L.A.M.A.

Retrato de Abruk

Sinopse:

Jogo de cartas onde o objetivo é descartá-las e assim evitar os discos de pontos negativos. O primeiro a chegar aos 40 pontos negativos determina o final da partida e dá a vitória a quem tiver menos pontos nesse momento.

Como se joga:

⇒ Setup

No início da partida baralham-se as cartas e distribuem-se 6 a cada jogador. Com as cartas restantes forma-se um baralho de bisca no centro da mesa. Revela-se a carta do topo do baralho formando um monte de descarte.

Ao lado do baralho colocam-se as fichas brancas e pretas.

Começa o jogador mais jovem.

⇒ Desenvolvimento

No seu turno os jogadores podem executar uma das seguintes opções:

  1. Jogar uma carta da mão;
  2. Biscar uma carta do baralho de bisca;
  3. Desistir.

1 – Para jogar uma carta da mão é preciso que essa carta seja do mesmo número da carta que está no topo do baralho de descarte OU um número superior.

A seguir ao número 1 pode colocar-se outra carta de número 1 ou uma de número 2, e assim sucessivamente com os outros números. Sobre uma carta número 6 joga-se outra número 6 ou uma carta de lama. A seguir a uma carta de lama pode colocar-se outra carta de lama ou uma carta número 1.

2 – Em alternativa a jogar uma carta da mão, os jogadores podem biscar uma carta do topo do baralho de bisca. Se o baralho se esgotar, não se forma novo baralho nesta ronda, por isso, esta ação deixa de estar disponível para os jogadores até a ronda seguinte.

3 – A qualquer altura do jogo, na sua vez, os jogadores podem sair do jogo, desistindo de jogar nessa ronda. Se apenas um jogador ficar em jogo, ele pode continuar a tentar descartar as suas cartas, no entanto, não poderá usar mais a ação de biscar do baralho de bisca.

Image rmarkworth

⇒ Fim do jogo 

O jogo termina quando um jogador ficar sem cartas na mão OU todos os jogadores tiverem desistido da ronda.

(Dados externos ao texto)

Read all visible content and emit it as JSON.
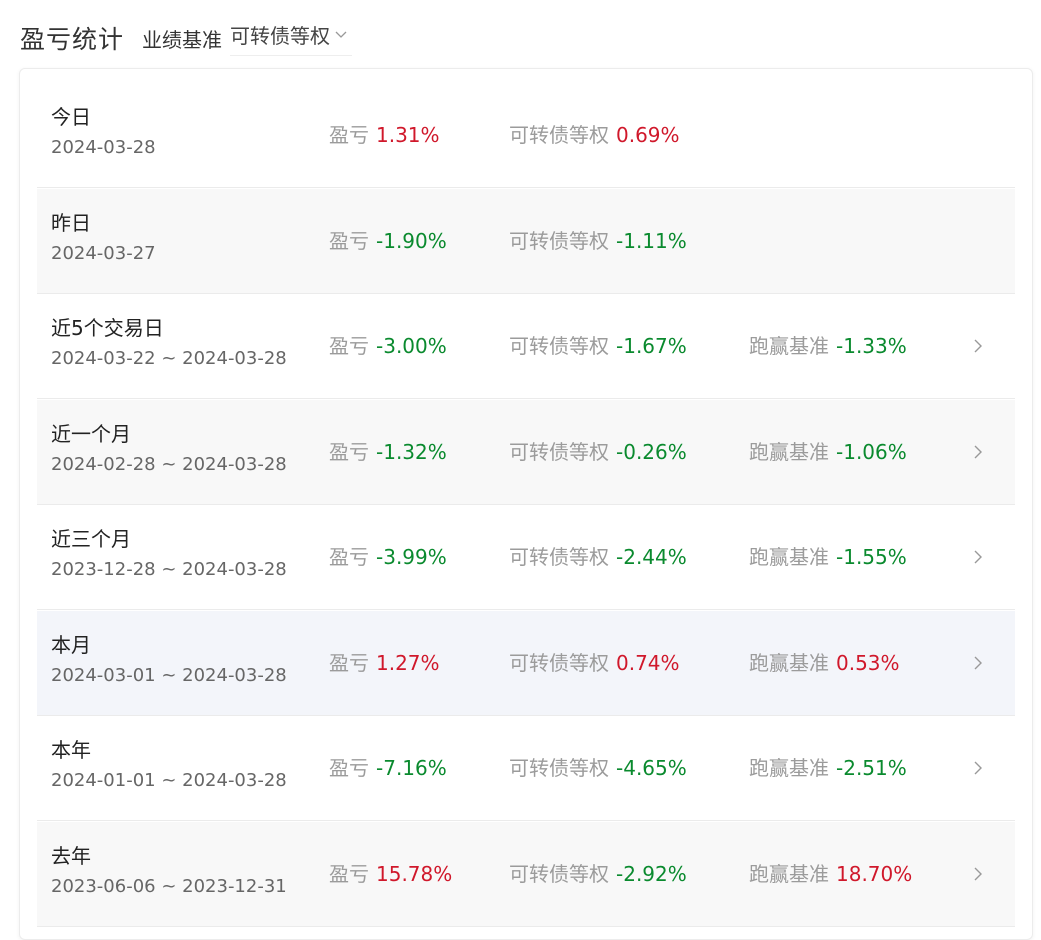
{
  "header": {
    "title": "盈亏统计",
    "benchmark_label": "业绩基准",
    "benchmark_value": "可转债等权"
  },
  "colors": {
    "up": "#d0182b",
    "down": "#0a8a2e",
    "label": "#9b9b9b"
  },
  "rows": [
    {
      "period": "今日",
      "dates": "2024-03-28",
      "pnl_label": "盈亏",
      "pnl": "1.31%",
      "bench_label": "可转债等权",
      "bench": "0.69%",
      "excess_label": "",
      "excess": "",
      "has_arrow": false
    },
    {
      "period": "昨日",
      "dates": "2024-03-27",
      "pnl_label": "盈亏",
      "pnl": "-1.90%",
      "bench_label": "可转债等权",
      "bench": "-1.11%",
      "excess_label": "",
      "excess": "",
      "has_arrow": false
    },
    {
      "period": "近5个交易日",
      "dates": "2024-03-22 ~ 2024-03-28",
      "pnl_label": "盈亏",
      "pnl": "-3.00%",
      "bench_label": "可转债等权",
      "bench": "-1.67%",
      "excess_label": "跑赢基准",
      "excess": "-1.33%",
      "has_arrow": true
    },
    {
      "period": "近一个月",
      "dates": "2024-02-28 ~ 2024-03-28",
      "pnl_label": "盈亏",
      "pnl": "-1.32%",
      "bench_label": "可转债等权",
      "bench": "-0.26%",
      "excess_label": "跑赢基准",
      "excess": "-1.06%",
      "has_arrow": true
    },
    {
      "period": "近三个月",
      "dates": "2023-12-28 ~ 2024-03-28",
      "pnl_label": "盈亏",
      "pnl": "-3.99%",
      "bench_label": "可转债等权",
      "bench": "-2.44%",
      "excess_label": "跑赢基准",
      "excess": "-1.55%",
      "has_arrow": true
    },
    {
      "period": "本月",
      "dates": "2024-03-01 ~ 2024-03-28",
      "pnl_label": "盈亏",
      "pnl": "1.27%",
      "bench_label": "可转债等权",
      "bench": "0.74%",
      "excess_label": "跑赢基准",
      "excess": "0.53%",
      "has_arrow": true
    },
    {
      "period": "本年",
      "dates": "2024-01-01 ~ 2024-03-28",
      "pnl_label": "盈亏",
      "pnl": "-7.16%",
      "bench_label": "可转债等权",
      "bench": "-4.65%",
      "excess_label": "跑赢基准",
      "excess": "-2.51%",
      "has_arrow": true
    },
    {
      "period": "去年",
      "dates": "2023-06-06 ~ 2023-12-31",
      "pnl_label": "盈亏",
      "pnl": "15.78%",
      "bench_label": "可转债等权",
      "bench": "-2.92%",
      "excess_label": "跑赢基准",
      "excess": "18.70%",
      "has_arrow": true
    }
  ]
}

Em seguida contam-se os pontos negativos. Os pontos negativos são atribuídos a cada jogador em forma de fichas (branca valem 1 ponto negativo, pretas valem 10 pontos negativos). Procede-se da seguinte forma:

  • Cada carta vale o seu valor em pontos negativos, mas cartas com o mesmo valor só se contam uma vez, ou seja, no caso de ter duas cartas de valor 5 e três de valor 6, o jogador recebe 11 pontos negativos e não 22 pontos negativos – [(5+5)+(6+6+6)=11].
  • Cada carta de lama vale 10 pontos negativos. Várias cartas de lama valem apenas 10 pontos negativos, à semelhança das outras cartas.

Image AMIGO

Quando um jogador consegue terminar a ronda sem nenhuma carta, tem o privilégio de entregar uma das suas fichas de pontos negativos para a reserva, obviamente, que se tiver fichas pretas, poderá e deverá entregar uma dessas.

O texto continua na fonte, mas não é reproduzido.